Precise Alphabetic Filtering With Regular Expressions for T-SQL
By: Tim Smith
In our first part of alphabetic filtering with regular expressions, we learned that we can specify a range of characters and a specific length of characters which will return either that range and (or) length. We specify the range using brackets with the alphabetic characters of the range on each side and we can specify the length by stacking the ranges side-by-side.
In the below query, as a review, we are only looking for data rows with 2 alphabetic characters in the range of A through D for each character.
SELECT * FROM alphareg WHERE Alphabetic LIKE '[A-D][A-D]'
If a data row has three characters, it will not return. Likewise, if one of the alphabetic characters is an X, U or M, it won’t return, even if it has 2 alphabetic characters. In this next exercise, we’ll look at more precise filtering with alphabetic characters, especially if we need to do combinations that may only involve one character.
Regex to Find Specific Text Pattern
In some cases, we may want to filter on a range after a specific character, such as first character being a T and the second character being either an A or W. If we want the second character to be either an A or W, we don’t want to enter a range as that may return characters we don’t want, so we can specify both of these characters as an option side-by-side without the range using an hyphen; for instance, [AW] means the “second character is either an A or W.”
In the below query we do this and we’re only looking at data rows that start with these, so this query does not ask for a specific length.
SELECT * FROM alphareg WHERE Alphabetic LIKE '[T][AW]%'
Two results from the first query.
Two of our data rows have alphabetic characters that start with a T and have either an A or W that follow. We can also apply this by allowing any starting or ending characters, such as what we do in the below code example.
More Complex Regex to Find Specific Text Patterns
Now, we’re looking for a combination of words – searching for TWO and THREE and similar combinations by stating that:
- Any characters are allowed at first (initial %),
- Then a T is required [T] in the second character ,
- Then a H or W is required [HW] in third character,
- Then a O or R is required [OR] in fourth character,
- Then a E or space is required [E ] in fifth character,
- And then any character is allowed after that (last %).

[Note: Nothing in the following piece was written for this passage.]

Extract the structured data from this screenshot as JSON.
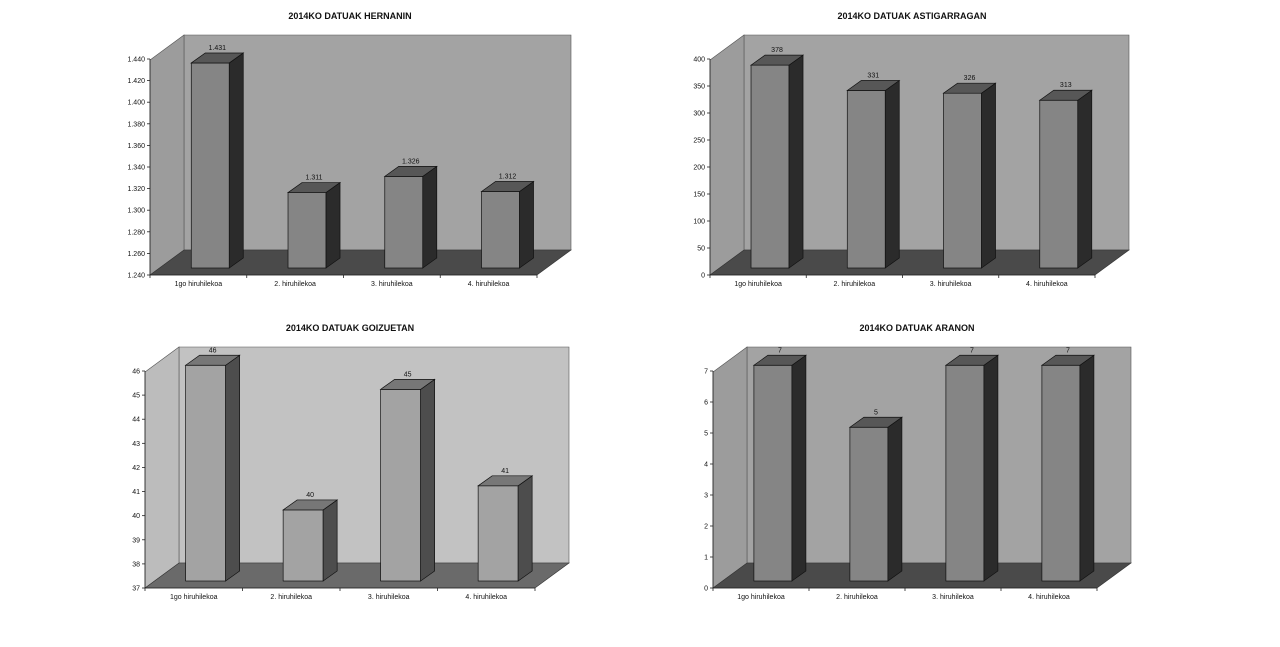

SELECT * FROM alphareg WHERE Alphabetic LIKE '%[T][HW][OR][E ]%'
One result from the second query.
Since the data row TWO does not have a space following the O, it does not return. This latter query only returns one result, as only one result meets this criterion.
What if we wanted to take the second query and we require that the first character had to be an A, while allowing anything else while also requiring that we find a two or three with anything else also ending the string?
The below third query is almost identical to the second query, except that it requires that our first character is an A (which no data rows meets the criterion).
SELECT * FROM alphareg WHERE Alphabetic LIKE '[A]%[T][HW][OR][E ]%'
No results from the third query.
Like the third query above this, we can specify combinations with regular expressions, such as “give me data rows with the first two characters being alphabetic [A-Z][A-Z], then any combination %, then two bs in a row [B][B], with any other combination %.
In the below query, we run a similar query where we allow:
- Any alphabetic combination in the first character [A-Z]
- With any combination after that %
- And then require a T character [T]
- Followed by either an H or W [HW]
- Followed by any other character %.
SELECT * FROM alphareg WHERE Alphabetic LIKE '[A-Z]%[T][HW]%'
Seven results from the fourth query.
As we can see, any sentence starting with an alphabetic character and containing either the word “the”, “this”, or “two” returns. What we’ve seen is that we can specify exact characters over ranges, if we need to, with combinations of any character following or preceding (%). In the next section, we’ll look at applying case sensitivity with alphabetic characters.
- Two of our data rows from the fourth query have “this” in them with “this” being a word in the sentence, not starting the sentence. How would you write the fourth query to only return “this” as a word in a sentence (not beginning it) using any combination of alphabetic regular expressions we’ve learned so far?